Sen beyaz bir kadınsın, uzaktaki
Gözlerin aklımdan çıkmıyor
Sen beyaz bir kadınsın karanlıkları dinleyen, uzaktaki
Sarmaşıkları duyuyor musun rüzgarda
Yorgun başını üşümüş yastığına koyuyor musun,
Uyuyor musun?

Uzakta kalmak çekici, değil mi? Hayale olanak sağladıkça; köprüleriyle, vapurlarıyla bu şehir beni kendine daha çok bağlıyor. Yağmurdan korkmuyorum; ama karın sesinde bembeyaz huzuru dinleyebiliyorum. Eksiği kar mı yalnızca İstanbul'un? Gözler aklıma geliyor hem... Gözlerime bakmasalar da ne kadar, o kadar aydınlığı gökyüzüne uzanıyor sevginin. Demek ki düşmem hala, hele her akşam kapım çalınıyorken, heyecanla. Umduğumu bulamama korkum bir anda yok oluyor, karşılaştıklarımda; eğer beklentilerim Sarayburnu'na kadar ulaşmıyorsa. Telaşla yağmurdan kaçmayı öğrenmedim daha, elimden tutanım oldu hep. İyi ki. İyi ki geçmişime sarılma cesareti var içimde böyle. Göğün mavisinde çaldığım bütün kuşları çekinmeden hediye edebiliyorum iyi ki.
Edebiliyor muyum?

"İyimserlik" nedense yakışmamış Attila İlhan. Bunu daha sonra konuşuruz.

Rüya

Gerçeküstüyse yansıyan, hangi yaşam niye sırtlansın ki yükünü?

4 Aralık 2010 Cumartesi

Chat

Bilinmedik yollara beraber girmenin güveni bir başka. Destek almasam düşeceğim değil de, elimden biri tutunca daha sağlam basıyorum adımlarımı. Yalnız olmadığımı bilmek, sabah akşam "ben"den başka bir şeyler düşünmek huzur veriyor.
Ekonomi vizesi bile.

3 Aralık 2010 Cuma

İnce Çizgi

Uzun bir hikaye bu; ışıklar söndükten sonraki karanlıkta seyircilerin yerleşmeye çalıştığı ya da ekranda buğulu beyaz çerçevenin belirmeye başladığı saniyelerden bile daha az zaman bırakan hazırlanmaya. Uzadıkça uzun loşluğunda, andan kısa, tanımlarla aydınlatmaya çalıştıkça. Parlamamışlığınca yakın patlamaya ve sonra sönmeye, kendi yangınında. Hayır, kısa bir hikaye bu. Sessizi unutan pandomimci kadar yersiz, alt üst eden ne varsa –aslında- yerli yerinde, sesiyle en eşsiz.


Kumsuz, kumdan kalesiz.

2 Aralık 2010 Perşembe

Gece Yarısı Kuş Cıvıltısı

"bil ki unutulur her şey
yazmayınca kağıda
yaz ki yenilensin senle
tarih olmak boşuna"


Tesadüf mü? Sırada(n) bir yırtık gibi kahve tozunda. Çil çil bakınsam, ağlasam, ağlasam, ağlasam. Öğlen uyanıp, gece saçmalasam. Bağlantı kuramasam.
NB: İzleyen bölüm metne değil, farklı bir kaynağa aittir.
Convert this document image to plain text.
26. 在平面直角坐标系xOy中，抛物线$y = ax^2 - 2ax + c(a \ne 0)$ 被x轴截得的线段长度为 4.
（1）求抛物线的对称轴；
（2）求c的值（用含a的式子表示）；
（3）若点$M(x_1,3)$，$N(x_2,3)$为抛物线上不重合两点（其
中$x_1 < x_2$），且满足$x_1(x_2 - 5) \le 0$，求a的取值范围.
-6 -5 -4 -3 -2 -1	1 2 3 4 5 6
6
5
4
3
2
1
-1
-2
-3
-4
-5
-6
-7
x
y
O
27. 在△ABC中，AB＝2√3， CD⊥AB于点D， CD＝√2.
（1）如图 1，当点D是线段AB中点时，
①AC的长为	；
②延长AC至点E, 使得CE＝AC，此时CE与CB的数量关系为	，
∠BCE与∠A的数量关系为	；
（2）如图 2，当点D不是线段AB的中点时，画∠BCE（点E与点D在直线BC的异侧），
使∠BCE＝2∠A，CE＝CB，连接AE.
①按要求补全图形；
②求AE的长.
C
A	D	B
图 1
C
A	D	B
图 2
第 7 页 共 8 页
Belki uyku düzenimin değiştiğini fark eden beyin hücrelerim beni bilinçsizce protesto ediyorlardır bugün. Belki de gülerken havasız kalmışlardır. Gülmek demişken.. Çok özledim şöyle bütün kaslarım ağrıyıncaya kadar kahkaha atmayı, kahkaha atarken sesimi duymayı, mutlu filmimin başrolünde oynamayı.. Hanım hanımcık olmamayı, abartmayı. Elementary school'u özlemekten farklı olarak, bunu tekrar yaşamak da istiyorum. Küfürle rahatlayıp, onun gibi huzursuz olmak sonra da. Bir de sabahlamak, uyuyakalma riskine rağmen sabaha kadar paylaşmak. Makarna yemek gibi. Canım çok çekti, ruhum da acıkamaz mı yani?

Kimin ne zaman, hangi koşullarda okuyacağını bilmeden yazmak çok tuhaf geldi. Kime hitap ettiğimi bilmiyorum ne de olsa. Günlüğüm gibi saklamıyorum kimseden, aksine okunacağımın farkındalığıyla içimi döküyorum. Kimi zaman kendimce şifreler kullanıyorum (gizemliymişim hissi uyandırmak için, içimde "farklı" bir cevher var mesajı vermek için -birilerine mesaj vermek istiyorumdur belki de bilinçaltım kaynaklı-) kimi zaman da "Amaan! Gizlim saklım kalmasın, özelim olmasın ki büyümesin içimde hiçbir sorun." diyorum yazarken. Ya sen, sevgili okuyan? Merakından mı bakıyorsun şu an ekrana, yoksa el alışkanlığı mı? "Bir bakayım yeni bir şey var mı kızların blogunda" mı diyorsun, yoksa "hazır bilgisayarı açmışken gezineyim bildiğim sitelerde" mi? Sağ gözümün hemen altında mikroskobik karıncalar geziniyormuş gibi geldi şu an, sana da oldu mu? Bir anda yüzümün farklı yerleri kaşınmaya başladı; ama klavyeyi bırakmamı gerektirecek kadar güçlü değil. Beklersem, azalarak yok olabilir hepsi kısa zamanda. Cevabını duyamayacağımı, öğrenemeyeceğimi bilsen de sessizce yanıtladın mı az önceki sorumu? Ya bunu?

Birinden, bir şeyden çok etkilendikten sonra "yeni"yi kabullenmek neden bu kadar zor ki? Kabulleniyorsak, bir öncekini sindirdik demektir -ki bu da o kadar iç açıcı değil. Duyguların tecrübeye dönüşmesi, sütün mayalanmasına benziyor. Hazır yoğurda çok alıştığımızdan bu geçişin tadını sevmiyoruz sanırım. Çoğul konuştuysam seni düşünerek değil, ben ve içimdeki specialized versions of me, for different situations. Anladın sen onu. Bunu derdin, itiraf ediyorum, hiç anlamadım seni.

"O kızcağızı bir gün unutacağımı biliyorum, Maria."